Sync (2012)

I suspect it may just be a momentary window of opportunity, but filmmakers these days have a number of new ways to market and distribute their work.

Which is probably just as well when you remember how  the excellent but not exactly everyday viewer oriented Blade Runner 2049 got stuck on the biggest screens available for weeks even though no one was watching, until the distributors finally relented and let the theater owners show something else.

That doesn’t leave a lot of room for any films that can’t afford to book thousands of theaters.  It definitely makes more modest (and, hopefully, less corporate controlled) models, like VOD seem far more attractive.

At least for now.

Sync started life as a series of nine-minute webisodes on YouTube’s Bammo premium channel. YouTube hoped that they could compete with network TV, and it is impressive that its producers and directors, Corridor Digital (a.k.a. Sam Gorski and Niko Pueringer) created a handsome, well-mounted action/adventure series on an extremely modest budget.

While it starts off in somewhat familiar territory, the secret agent with a unique ability, the opening sequence gives it an interesting twist, with Charlie Cooper (Tanner Thomason) using his ability to instantly download his consciousness into a new, biomechanical body in a particularly outrageous sort of way.  However, the story promptly heads into stranger territory, as Charlie has to cope with a devastating new virus that leaves him facing his own mortality, sending him on the run with a young Chinese girl who might hold the key to defeating the unknown enemy he is fighting.
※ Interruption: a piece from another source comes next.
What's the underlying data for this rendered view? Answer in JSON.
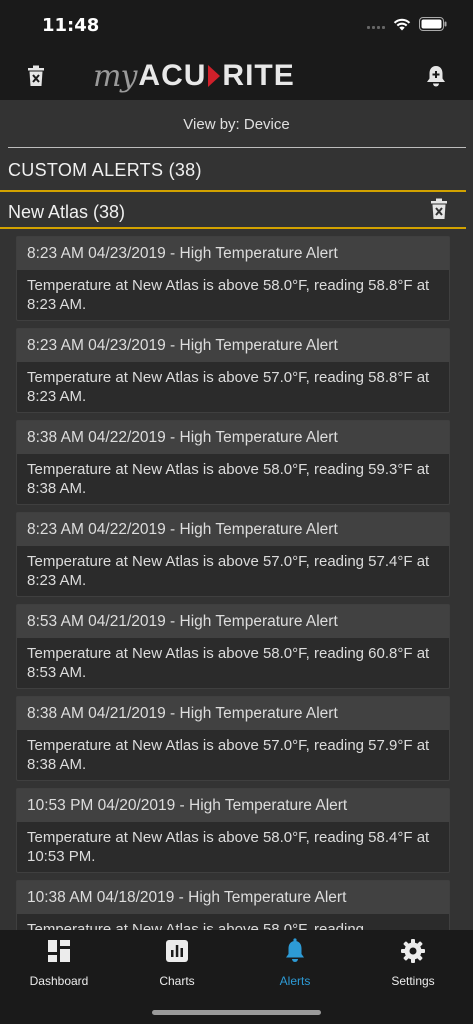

All this, and somehow he has to deal with the problems of romance without telling his girl what it is he does for a living…
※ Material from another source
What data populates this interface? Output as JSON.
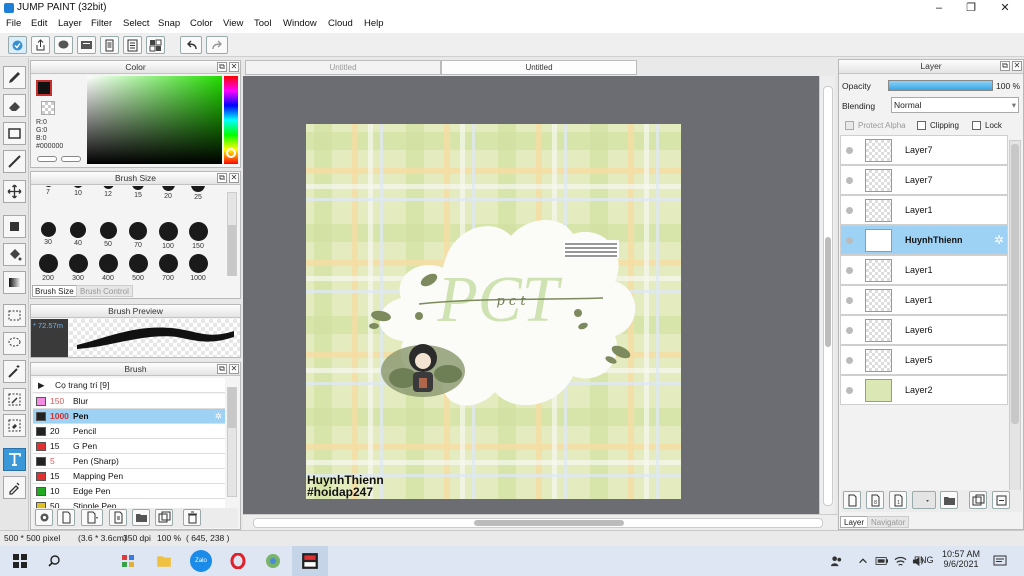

If you didn’t know that this had been put together from a series of webisodes into a hundred minute movie, you probably wouldn’t figure it out, as it doesn’t have the episodic rhythm you would expect.  While the action scenes are well done and far, far more ambitious than one would expect from an online series, to me it seems to end up at about the level of a TV series rather than a movie — and that would sum up the general flavor of the resulting film, as well.  Admittedly, it changes the basic situation far more than a TV series would dare, and does wrap things up (although one could easily imagine more adventures for Charlie, albeit very different ones).

Tanner Thomason makes a very personable sort of hero, and the acting is all excellent.  Overall, this is a very well made production, and it certainly gives us all hope for the future of this sort of original online material.

Although it does seem unlikely that much of it will be as solid and entertaining as Sync.